Frotz

A Portable Z-Machine Interpreter

Frotz is an interpreter for Infocom games and other Z-machine games. It complies with standard 1.0 of Graham Nelson's specification. It was written by Stefan Jokisch in 1995-1997. It was ported to Unix by Galen Hazelwood. Currently the Unix port is being developed and maintained by David Griffith. The Unix port is also the canonical core version upon which all other ports are based.


Features


Places to get Frotz

Interactive Fiction Archive
Various flavors of Frotz can be found at the Interactive Fiction Archive or any of its mirrors.

Gitlab
Gitlab hosts a Git repository of the Unix port of Frotz, which also includes the DOS port. The Unix port includes a curses interface, an SDL interface, and a dumb interface that requires absolutely no other libraries besides the standard C library.

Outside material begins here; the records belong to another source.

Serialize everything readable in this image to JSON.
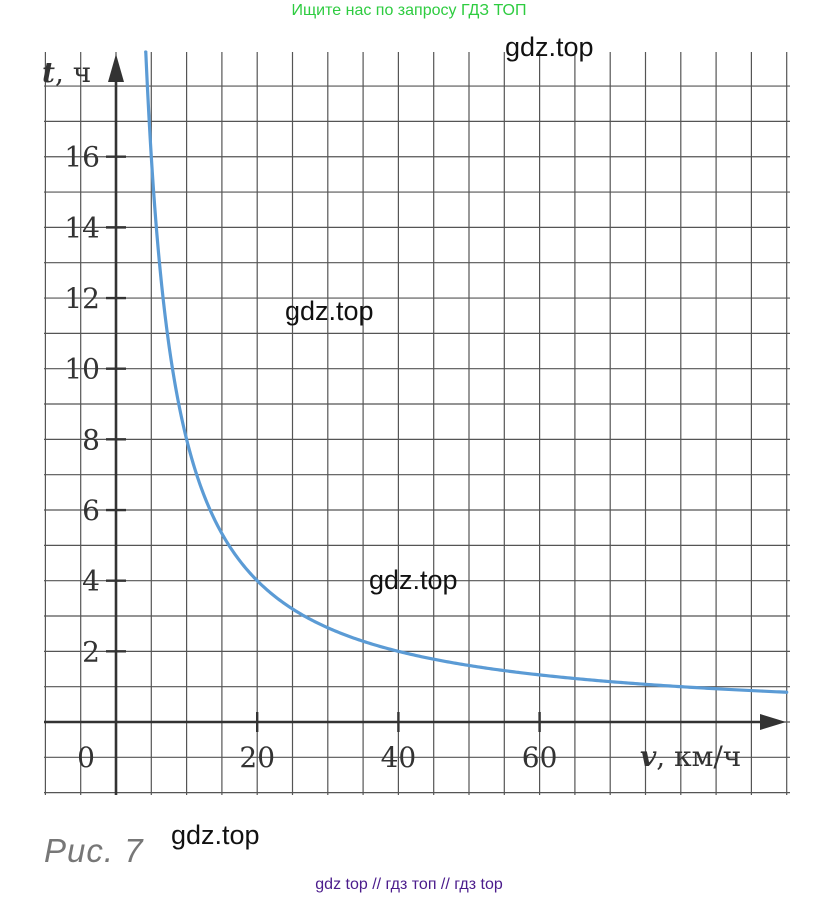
{
  "banner": "Ищите нас по запросу ГДЗ ТОП",
  "watermark": "gdz.top",
  "caption": "Рис. 7",
  "footer_links": "gdz top  //  гдз топ  //  гдз top",
  "chart_data": {
    "type": "line",
    "xlabel_var": "v",
    "xlabel_unit": ", км/ч",
    "ylabel_var": "t",
    "ylabel_unit": ", ч",
    "xlim": [
      0,
      95
    ],
    "ylim": [
      0,
      19
    ],
    "x_ticks": [
      0,
      20,
      40,
      60
    ],
    "x_tick_labels": [
      "0",
      "20",
      "40",
      "60"
    ],
    "y_ticks": [
      2,
      4,
      6,
      8,
      10,
      12,
      14,
      16
    ],
    "y_tick_labels": [
      "2",
      "4",
      "6",
      "8",
      "10",
      "12",
      "14",
      "16"
    ],
    "grid": true,
    "grid_step_x": 5,
    "grid_step_y": 1,
    "series": [
      {
        "formula": "t = 80 / v",
        "x_from": 4.2,
        "x_to": 95,
        "color": "#5b9bd5"
      }
    ]
  }
}
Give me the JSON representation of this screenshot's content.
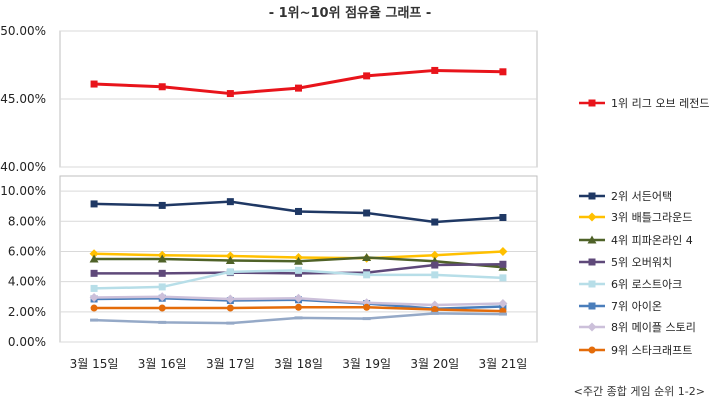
{
  "chart_data": {
    "type": "line",
    "title": "- 1위~10위 점유율 그래프 -",
    "footnote": "<주간 종합 게임 순위 1-2>",
    "xlabel": "",
    "ylabel": "",
    "categories": [
      "3월 15일",
      "3월 16일",
      "3월 17일",
      "3월 18일",
      "3월 19일",
      "3월 20일",
      "3월 21일"
    ],
    "upper_panel": {
      "ylim": [
        40,
        50
      ],
      "tick_labels": [
        "50.00%",
        "45.00%",
        "40.00%"
      ],
      "tick_values": [
        50,
        45,
        40
      ],
      "series": [
        {
          "name": "1위 리그 오브 레전드",
          "color": "#e8141b",
          "marker": "square",
          "values": [
            46.1,
            45.9,
            45.4,
            45.8,
            46.7,
            47.1,
            47.0
          ]
        }
      ]
    },
    "lower_panel": {
      "ylim": [
        0,
        11
      ],
      "tick_labels": [
        "10.00%",
        "8.00%",
        "6.00%",
        "4.00%",
        "2.00%",
        "0.00%"
      ],
      "tick_values": [
        10,
        8,
        6,
        4,
        2,
        0
      ],
      "series": [
        {
          "name": "2위 서든어택",
          "color": "#1f3864",
          "marker": "square",
          "values": [
            9.15,
            9.05,
            9.3,
            8.65,
            8.55,
            7.95,
            8.25
          ]
        },
        {
          "name": "3위 배틀그라운드",
          "color": "#ffc000",
          "marker": "diamond",
          "values": [
            5.85,
            5.75,
            5.7,
            5.6,
            5.55,
            5.75,
            6.0
          ]
        },
        {
          "name": "4위 피파온라인 4",
          "color": "#4f6228",
          "marker": "triangle",
          "values": [
            5.5,
            5.5,
            5.4,
            5.35,
            5.6,
            5.35,
            4.95
          ]
        },
        {
          "name": "5위 오버워치",
          "color": "#5f497a",
          "marker": "square",
          "values": [
            4.55,
            4.55,
            4.6,
            4.55,
            4.6,
            5.1,
            5.15
          ]
        },
        {
          "name": "6위 로스트아크",
          "color": "#b7dee8",
          "marker": "square",
          "values": [
            3.55,
            3.65,
            4.65,
            4.75,
            4.45,
            4.45,
            4.25
          ]
        },
        {
          "name": "7위 아이온",
          "color": "#4a7ebb",
          "marker": "square",
          "values": [
            2.85,
            2.9,
            2.75,
            2.8,
            2.55,
            2.2,
            2.35
          ]
        },
        {
          "name": "8위 메이플 스토리",
          "color": "#ccc0da",
          "marker": "diamond",
          "values": [
            2.95,
            3.0,
            2.85,
            2.9,
            2.6,
            2.45,
            2.55
          ]
        },
        {
          "name": "9위 스타크래프트",
          "color": "#e46c0a",
          "marker": "circle",
          "values": [
            2.25,
            2.25,
            2.25,
            2.3,
            2.3,
            2.15,
            2.05
          ]
        },
        {
          "name": "",
          "color": "#95a9c7",
          "marker": "dash",
          "values": [
            1.45,
            1.3,
            1.25,
            1.6,
            1.55,
            1.9,
            1.85
          ]
        }
      ]
    },
    "grid": "horizontal",
    "legend_position": "right"
  }
}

Your operating system's package repository
This link shows the Frotz packages for the most commonly-encountered distributions of Linux. Frotz is also available in Gentoo's Portage and Packages systems. For the BSD world, there are NetBSD's pkgsrc tree, FreeBSD's ports tree, and OpenBSD's ports tree.
Install with Fink
Fink is a packaging system for macOS. To install Frotz through Fink, see https://pdb.finkproject.org/pdb/package.php/frotz
Install with Brew
Brew is primarily for macOS users, but it works for many other flavors of Unix as well. Brew allows you to download and install any of a wide variety of programs and libraries with a single command. See https://formulae.brew.sh/formula/frotz
Install with Docker
Frotz can also be installed as a container with Docker. See https://github.com/newtmitch/frotz-docker and https://hub.docker.com/r/newtmitch/frotz

Credits

This program started as a remake of Mark Howell's Zip, but has grown into a completely new interpreter with ports for lots of platforms.

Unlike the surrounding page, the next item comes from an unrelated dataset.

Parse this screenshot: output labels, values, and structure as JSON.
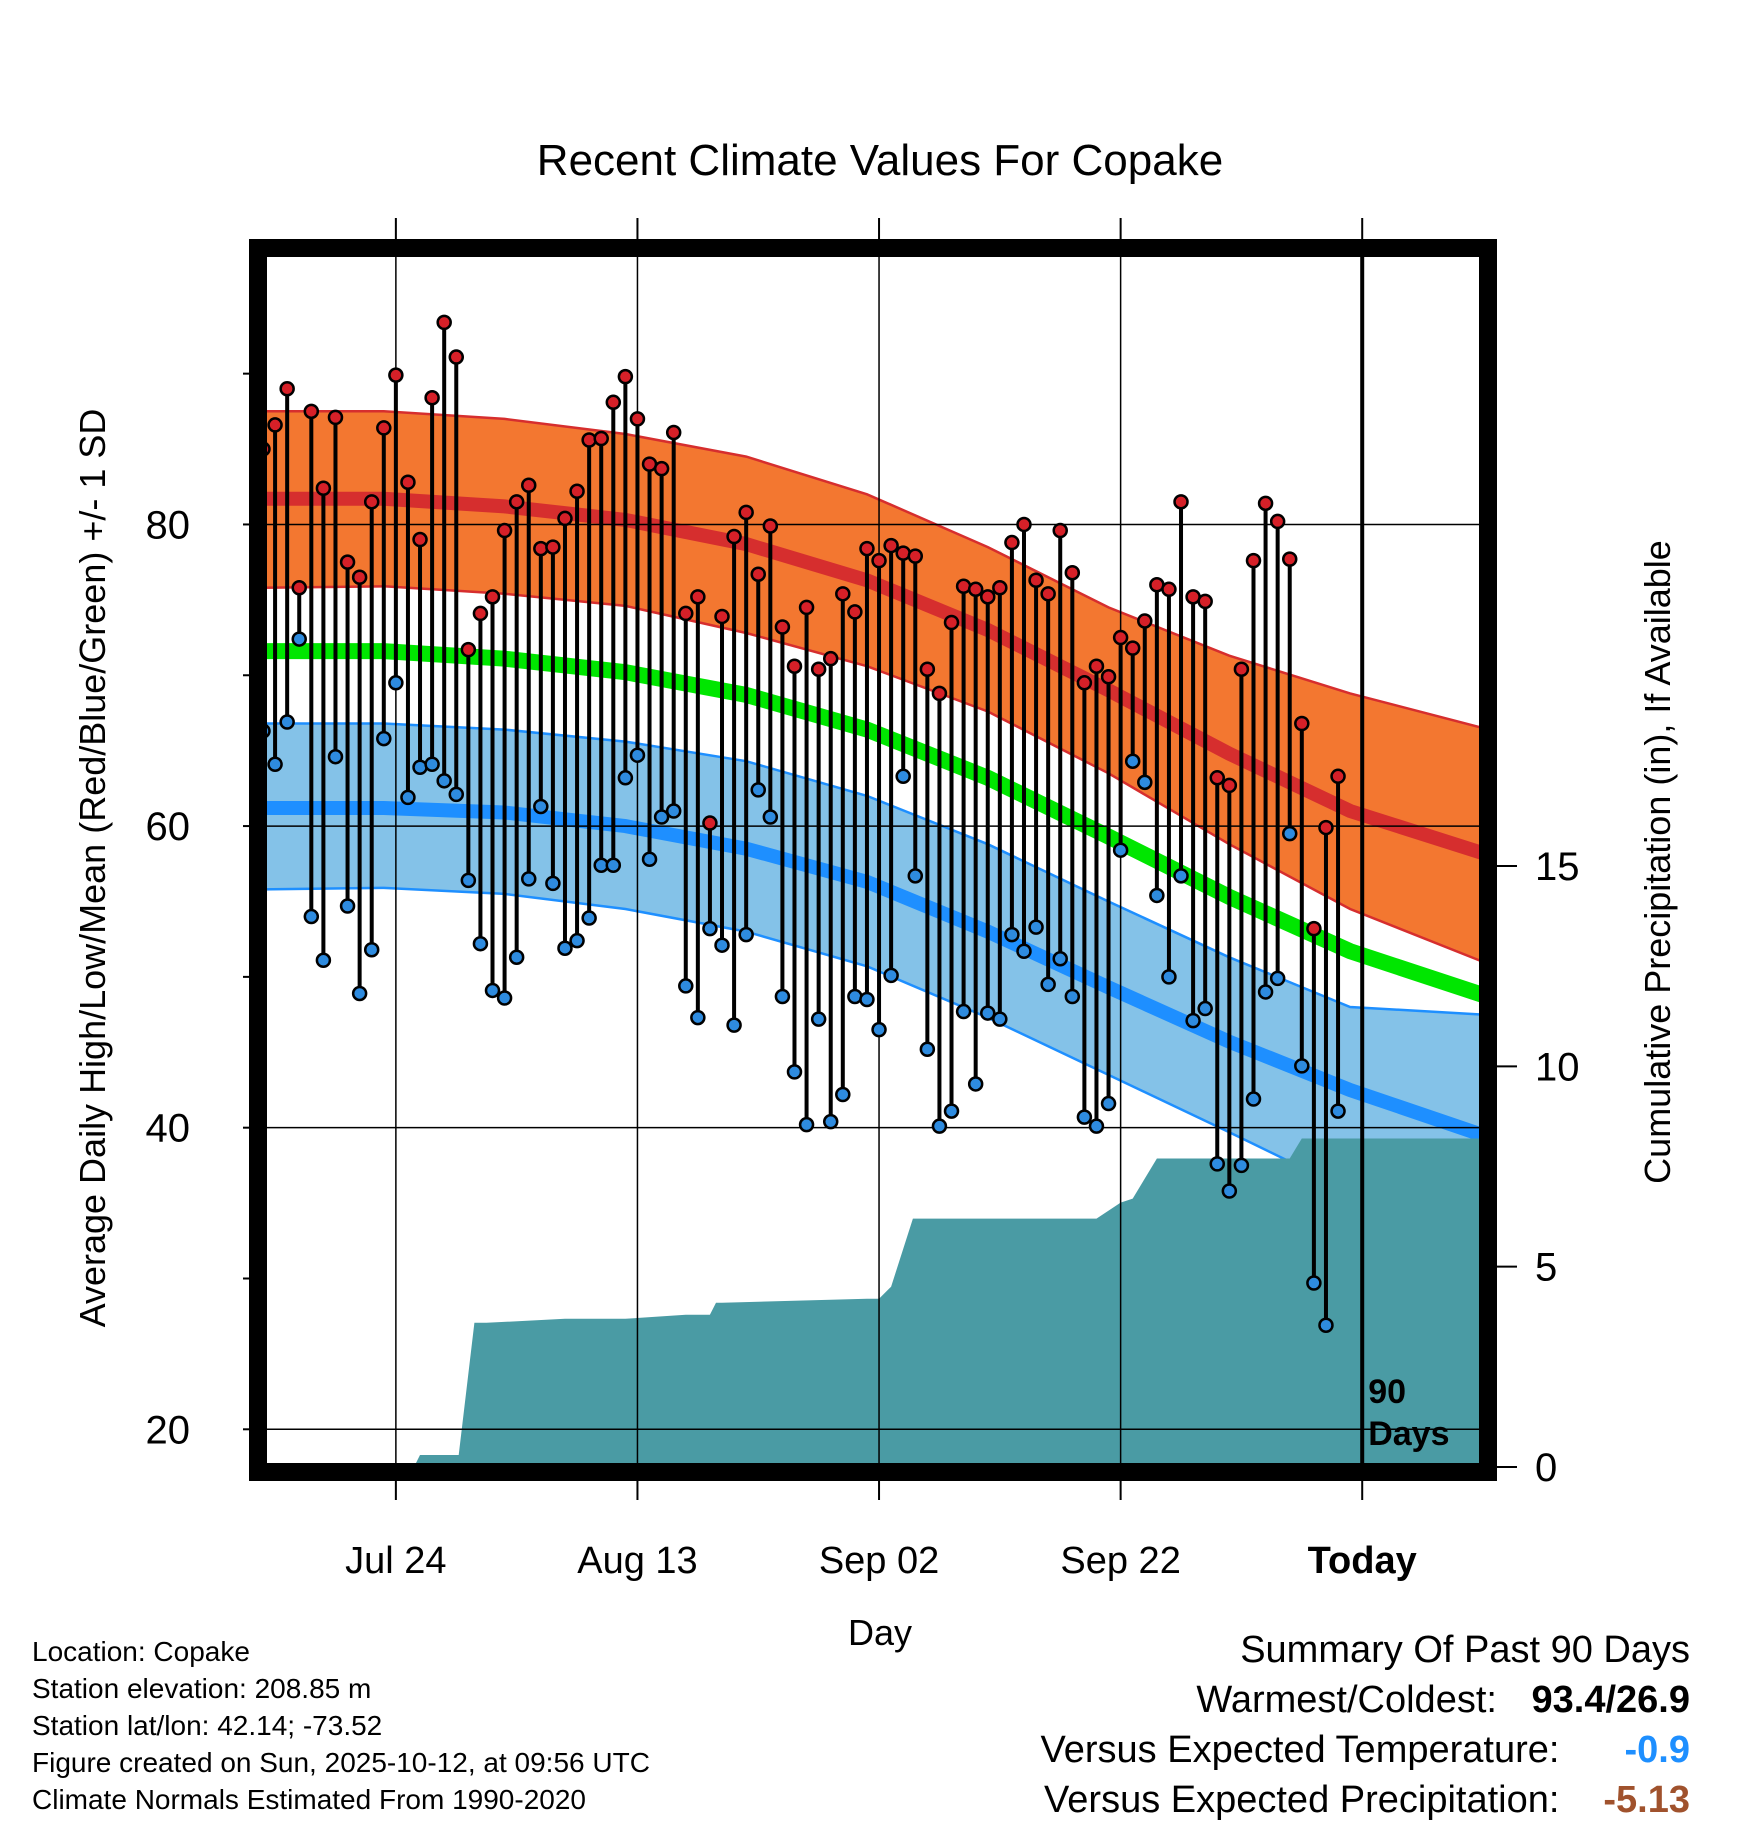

Thanks goes to Stefan Jokisch for writing Frotz and Galen Hazelwood for doing the initial work of porting it to Unix. Thanks also to Jim Dunleavy for his optimization to the core Frotz code. Other people to thank include those who uploaded patches to Unix Frotz to the IF-Archive and getting me interested in the inner-workings of interpreters like Frotz, people who posted to Usenet feedback on what I was doing, testers, those who donated the use of machines for porting, sent me patches, etc. These include, but are not limited to:

Torbjorn Anderson, Timo Korvola, Martin Frost, Mihail Milushev, David Picton, Chris Sullivan, Leonard Richardson, Stephen Kitt, Paul E Coad, Paul Janzen, Brad Town, Jason C Penney, Denis Hirschfeldt, Jacob Nevins, Matteo De Luigi, Steven Frank, Thomas Troeger, and others that I've forgotten.

Michael Edmonson (author of Rezrov) and Evin Robertson (author of Nitfol) deserve recognition for the ideas that I've borrowed from their programs. Al Petrofsky (creator of dumbfrotz) donated much code to allow Unix Frotz to semi-support V6 games.